The cruel and severe imbalance of power that results in widespread physical and psychological suffering is the encapsulating theme of Kent’s unexpected, less tame follow-up to The Babadook. Not only does the film explore the conflict of power between colonizers and native groups, but between men and women, officers and foot soldiers, the untamed wild and an encroaching Western “civilization,” and between races. None of these topics are explored with hesitation or watered-down lenses, but instead with an unflinching tenacity that will unsettle even the most hardened of cinephiles. Long sequences of sexual assault are framed not as the shocking yet inevitable climax of narrative buildup but as stark windows into a historical truth that Kent will not let the world deny any longer.
Every shot of The Nightingale is carefully staged, and Kent uses the camera as much as the story to illustrate the threads of abusive power, fraught dynamics, and societal tension that weave throughout the movie. It’s a fascinating film in that it eschews traditional storytelling norms, refusing to let characters like Billy (Baykali Ganambarr), Clare’s native guide that reluctantly helps her head north in pursuit of Hawkins, become a vessel for Western sympathy even as he recounts a childhood of trauma, abuse, abandonment, and forced assimilation. In a less realized film, Billy and Clare would become friends on their arduous trek to avenge Clare’s attack, but that would be disingenuous to Kent’s vision, and arguably to the history itself. As an Irish convict and a black native they are regarded as sub-human by the British, and what bonds them is not a mutual understanding of one another but a mutual hatred for the English. It’s not exactly a warm mantel on which to found the connection of the central pair, but it’s an honest one; and in terms of uncomfortable aspects of The Nightingale, it’s nowhere near the top of the list. Or even the middle, for that matter.

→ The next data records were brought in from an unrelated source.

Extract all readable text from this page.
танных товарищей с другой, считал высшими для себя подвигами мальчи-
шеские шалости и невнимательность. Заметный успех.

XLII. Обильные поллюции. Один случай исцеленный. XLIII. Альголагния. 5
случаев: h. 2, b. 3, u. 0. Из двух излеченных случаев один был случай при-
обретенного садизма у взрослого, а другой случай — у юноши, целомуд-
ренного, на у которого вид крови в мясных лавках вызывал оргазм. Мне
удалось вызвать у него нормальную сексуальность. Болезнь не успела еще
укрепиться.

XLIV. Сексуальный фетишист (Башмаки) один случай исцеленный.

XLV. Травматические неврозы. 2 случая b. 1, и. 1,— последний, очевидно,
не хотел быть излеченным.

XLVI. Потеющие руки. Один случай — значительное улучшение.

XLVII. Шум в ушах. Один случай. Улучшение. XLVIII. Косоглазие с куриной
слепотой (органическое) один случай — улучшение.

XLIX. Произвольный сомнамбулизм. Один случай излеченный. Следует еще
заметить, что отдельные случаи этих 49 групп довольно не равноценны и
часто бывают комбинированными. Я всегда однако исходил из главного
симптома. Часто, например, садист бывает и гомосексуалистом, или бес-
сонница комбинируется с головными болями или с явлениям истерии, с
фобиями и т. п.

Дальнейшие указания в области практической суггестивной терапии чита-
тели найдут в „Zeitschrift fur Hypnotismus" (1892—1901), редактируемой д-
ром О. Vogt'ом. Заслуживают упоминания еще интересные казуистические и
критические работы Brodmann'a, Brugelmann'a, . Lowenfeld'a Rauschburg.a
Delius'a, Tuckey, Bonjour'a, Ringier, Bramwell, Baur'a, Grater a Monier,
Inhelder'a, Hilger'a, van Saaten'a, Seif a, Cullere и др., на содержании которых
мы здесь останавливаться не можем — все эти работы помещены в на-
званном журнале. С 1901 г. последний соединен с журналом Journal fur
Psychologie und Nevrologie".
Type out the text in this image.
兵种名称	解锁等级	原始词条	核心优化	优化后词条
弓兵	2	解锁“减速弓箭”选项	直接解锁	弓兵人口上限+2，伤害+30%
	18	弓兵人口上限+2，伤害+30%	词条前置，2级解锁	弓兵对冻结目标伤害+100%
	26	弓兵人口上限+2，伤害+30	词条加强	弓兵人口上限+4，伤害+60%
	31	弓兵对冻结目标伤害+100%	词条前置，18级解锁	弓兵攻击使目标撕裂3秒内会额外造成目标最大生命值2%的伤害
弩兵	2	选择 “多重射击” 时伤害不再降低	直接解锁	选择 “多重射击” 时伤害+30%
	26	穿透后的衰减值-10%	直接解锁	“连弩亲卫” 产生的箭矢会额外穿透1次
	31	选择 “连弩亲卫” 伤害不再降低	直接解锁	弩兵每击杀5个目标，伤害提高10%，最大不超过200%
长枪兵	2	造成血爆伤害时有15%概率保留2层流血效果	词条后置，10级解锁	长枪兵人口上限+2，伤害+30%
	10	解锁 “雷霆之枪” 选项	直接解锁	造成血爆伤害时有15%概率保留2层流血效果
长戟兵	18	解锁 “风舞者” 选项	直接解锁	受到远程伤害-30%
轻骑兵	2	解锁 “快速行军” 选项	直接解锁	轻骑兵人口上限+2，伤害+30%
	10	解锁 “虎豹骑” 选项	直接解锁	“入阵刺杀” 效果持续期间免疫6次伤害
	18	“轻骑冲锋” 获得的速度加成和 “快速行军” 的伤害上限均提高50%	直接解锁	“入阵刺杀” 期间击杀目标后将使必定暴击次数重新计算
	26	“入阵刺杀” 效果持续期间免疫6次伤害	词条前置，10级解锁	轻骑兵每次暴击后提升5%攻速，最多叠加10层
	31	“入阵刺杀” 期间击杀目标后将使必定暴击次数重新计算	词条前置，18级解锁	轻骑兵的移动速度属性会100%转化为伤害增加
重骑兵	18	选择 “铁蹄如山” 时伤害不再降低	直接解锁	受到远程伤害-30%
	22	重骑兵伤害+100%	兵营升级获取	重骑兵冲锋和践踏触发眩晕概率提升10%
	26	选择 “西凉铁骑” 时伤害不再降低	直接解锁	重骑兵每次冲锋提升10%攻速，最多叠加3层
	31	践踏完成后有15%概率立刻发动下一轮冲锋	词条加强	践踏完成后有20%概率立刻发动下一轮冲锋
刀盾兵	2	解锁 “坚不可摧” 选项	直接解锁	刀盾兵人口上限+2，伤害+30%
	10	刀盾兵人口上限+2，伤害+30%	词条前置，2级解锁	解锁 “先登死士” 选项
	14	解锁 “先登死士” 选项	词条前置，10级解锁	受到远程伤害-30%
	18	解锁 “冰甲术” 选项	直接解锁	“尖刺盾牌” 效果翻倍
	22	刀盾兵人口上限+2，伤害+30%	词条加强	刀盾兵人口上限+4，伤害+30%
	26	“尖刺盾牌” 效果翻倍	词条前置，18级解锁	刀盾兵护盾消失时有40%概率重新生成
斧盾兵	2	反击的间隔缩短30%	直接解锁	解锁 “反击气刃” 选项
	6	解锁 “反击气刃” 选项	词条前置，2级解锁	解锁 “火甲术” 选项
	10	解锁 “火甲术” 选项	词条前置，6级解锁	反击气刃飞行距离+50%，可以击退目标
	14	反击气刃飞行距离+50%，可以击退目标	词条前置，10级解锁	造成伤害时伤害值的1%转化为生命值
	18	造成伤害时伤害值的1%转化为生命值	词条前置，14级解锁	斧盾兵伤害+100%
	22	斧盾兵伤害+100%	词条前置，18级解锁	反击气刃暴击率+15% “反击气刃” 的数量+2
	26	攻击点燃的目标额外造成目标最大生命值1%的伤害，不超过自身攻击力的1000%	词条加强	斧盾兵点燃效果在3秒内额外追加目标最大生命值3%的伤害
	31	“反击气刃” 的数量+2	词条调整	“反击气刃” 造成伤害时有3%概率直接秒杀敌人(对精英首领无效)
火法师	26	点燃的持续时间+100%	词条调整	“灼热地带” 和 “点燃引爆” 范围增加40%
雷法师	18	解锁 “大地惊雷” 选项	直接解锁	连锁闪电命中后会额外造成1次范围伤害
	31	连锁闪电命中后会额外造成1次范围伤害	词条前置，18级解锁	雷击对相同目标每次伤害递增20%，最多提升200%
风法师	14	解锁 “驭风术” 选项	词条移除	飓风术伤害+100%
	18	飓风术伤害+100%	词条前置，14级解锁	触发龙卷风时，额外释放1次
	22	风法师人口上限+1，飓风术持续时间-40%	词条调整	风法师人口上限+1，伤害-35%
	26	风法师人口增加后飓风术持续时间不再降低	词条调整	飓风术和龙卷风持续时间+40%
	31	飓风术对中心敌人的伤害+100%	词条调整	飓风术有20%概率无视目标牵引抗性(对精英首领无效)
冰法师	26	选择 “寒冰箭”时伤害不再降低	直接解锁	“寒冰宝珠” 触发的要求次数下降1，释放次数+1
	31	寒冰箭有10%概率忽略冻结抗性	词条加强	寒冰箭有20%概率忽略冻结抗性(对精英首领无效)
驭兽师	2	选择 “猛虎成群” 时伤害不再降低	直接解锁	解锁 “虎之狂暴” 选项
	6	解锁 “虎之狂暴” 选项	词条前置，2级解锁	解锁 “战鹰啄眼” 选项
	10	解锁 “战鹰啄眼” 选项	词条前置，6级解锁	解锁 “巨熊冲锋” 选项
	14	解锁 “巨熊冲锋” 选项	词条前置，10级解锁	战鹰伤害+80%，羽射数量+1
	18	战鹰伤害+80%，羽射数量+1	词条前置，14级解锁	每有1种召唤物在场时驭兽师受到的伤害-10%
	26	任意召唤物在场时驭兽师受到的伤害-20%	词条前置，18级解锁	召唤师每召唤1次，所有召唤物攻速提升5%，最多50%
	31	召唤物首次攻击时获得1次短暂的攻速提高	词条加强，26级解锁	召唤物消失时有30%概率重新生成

Speaking of the middle, the film sags somewhat in the second act when the tight displaying of historical injustices must make room for the pressing concerns of the revenge arc, and there are some dream sequences that can seem to confound the point the film is trying to make. A subplot involving Hawkins and a belligerent comrade in his retinue could also have used some editing, but still provides fascinating insight into conflict and abusive power within the military. Even in middle portion, however, Kent doesn’t hold back on exposing the dark side of history and forcing the audience to confront several of the world’s harshest truths. No part of this movie is for the faint-hearted.
The Nightingale is not for everyone. It is an intense often nauseating film full of violence and malice that is impossible to shy away from or forget. It is an exploration of female trauma and the impact of racially motivated colonialism on native peoples and in these ways it is one of the most terrifying horror films you can subject yourself to. It is a film that rejects simplicity and plays with genre, one that will startle and shock and trouble the viewer. It is a film that does not sugar coat or hide the injustices done against female and black bodies since time immemorial. Whether it succeeds in its mission of confronting these truths and sparking a contemporary dialogue without veering into exploitation is debatable, and perhaps must be left to the individual viewer. What’s not up for debate is that, if you can stomach it, this film is worth sitting through in the worst, best way possible.
The Nightingale is now on VOD and streaming on Hulu through IFC Films.